L'économie allemande peut bien plonger (de 6 % à 7 % en 2009, selon la Commerzbank), Angela Merkel refuse d'entendre parler de nouveau plan de relance. Malgré les appels insistants du président américain Barack Obama, en amont du sommet du G20 qui se tiendra à Londres, le 2 avril, la chancelière l'a dit et répété : pas question de remettre la main au porte-monnaie et de laisser exploser les déficits publics en Europe. "Elle sait que la peur de l'hyperinflation est la plus forte chez les Allemands", constate Ulrike Guérot, directrice du bureau berlinois du European Council on Foreign Relations.
Car il ne faut pas s'y tromper : le vrai traumatisme économique de l'Allemagne, c'est moins la Grande Dépression des années 1930 que l'hyperinflation de 1923. Et les craintes d'une nouvelle flambée des prix resurgissent à la faveur de la crise. Témoin : la "une" du tabloïd Bild, samedi 21 mars : "Danger d'inflation. Devons-nous avoir peur de l'euro ?" s'interroge, en grosses lettres, le quotidien le plus lu outre-Rhin. En photo, la reproduction d'un billet de 1923, d'une valeur de 50 millions de mark. A l'époque, les prix étaient multipliés par deux tous les quinze jours, précise la légende, et les petits épargnants ont vu leurs économies partir en fumée.
DÉCALÉE
L'Allemagne s'inquiète de voir les banques centrales faire tourner la planche à billets pour soutenir l'économie. En tête, la Réserve fédérale américaine (Fed) qui a annoncé, le 18 mars, vouloir injecter mille milliards de dollars dans le secteur financier en rachetant des bons du Trésor et des titres adossés à des crédits immobiliers. Bref, en monétisant la dette. Ajouté à cela, la multiplication des plans de relance financés à coups de milliards de fonds publics... Rompant avec des années d'orthodoxie budgétaire, l'Allemagne a déjà consacré, à elle seule, 80 milliards d'euros au soutien de son économie. Pour autant, les experts ne croient pas au scénario d'un nouvel épisode d'hyperinflation, avec des taux de plus de 50 %. Ni même à une hausse des prix à court terme. La sonnette d'alarme tirée par certains commentateurs et économistes peut d'ailleurs sembler décalée alors que c'est justement la déflation qui constitue, aujourd'hui, la principale menace.

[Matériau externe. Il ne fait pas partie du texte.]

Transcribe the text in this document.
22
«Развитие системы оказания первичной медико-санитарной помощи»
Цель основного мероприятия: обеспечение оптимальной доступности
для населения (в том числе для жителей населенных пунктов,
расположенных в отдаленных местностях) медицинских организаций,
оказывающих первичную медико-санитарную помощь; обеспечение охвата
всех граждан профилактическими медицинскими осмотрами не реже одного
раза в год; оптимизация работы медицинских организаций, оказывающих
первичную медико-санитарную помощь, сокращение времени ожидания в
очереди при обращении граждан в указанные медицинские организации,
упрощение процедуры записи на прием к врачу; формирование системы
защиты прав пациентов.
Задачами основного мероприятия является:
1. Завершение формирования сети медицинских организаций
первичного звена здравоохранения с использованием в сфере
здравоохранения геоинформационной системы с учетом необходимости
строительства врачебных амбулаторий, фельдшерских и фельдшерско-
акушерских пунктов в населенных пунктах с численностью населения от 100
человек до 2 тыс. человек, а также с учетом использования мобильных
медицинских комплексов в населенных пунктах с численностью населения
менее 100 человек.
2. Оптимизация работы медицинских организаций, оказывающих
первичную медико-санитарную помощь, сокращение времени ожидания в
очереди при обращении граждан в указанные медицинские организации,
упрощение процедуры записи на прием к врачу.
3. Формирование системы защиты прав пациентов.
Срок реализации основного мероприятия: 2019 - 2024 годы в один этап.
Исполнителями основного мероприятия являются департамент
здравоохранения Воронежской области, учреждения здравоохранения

Mais tôt ou tard, il faudra bien payer l'addition. Après 2010, l'inflation regagnera en vigueur au sein de la zone euro. Selon l'Institut d'économie de Hambourg (HWWI), elle pourrait dépasser les 5 %. "Il ne peut y avoir de sortie de crise indolore", a estimé, pour sa part, Thomas Mayer, chef économiste pour l'Europe à la Deutsche Bank. Or, selon l'expert, "nous avons le choix entre la peste et le choléra : entre la déflation et l'inflation. Je préfère choisir le choléra car les chances d'y survivre sont plus grandes qu'avec la peste".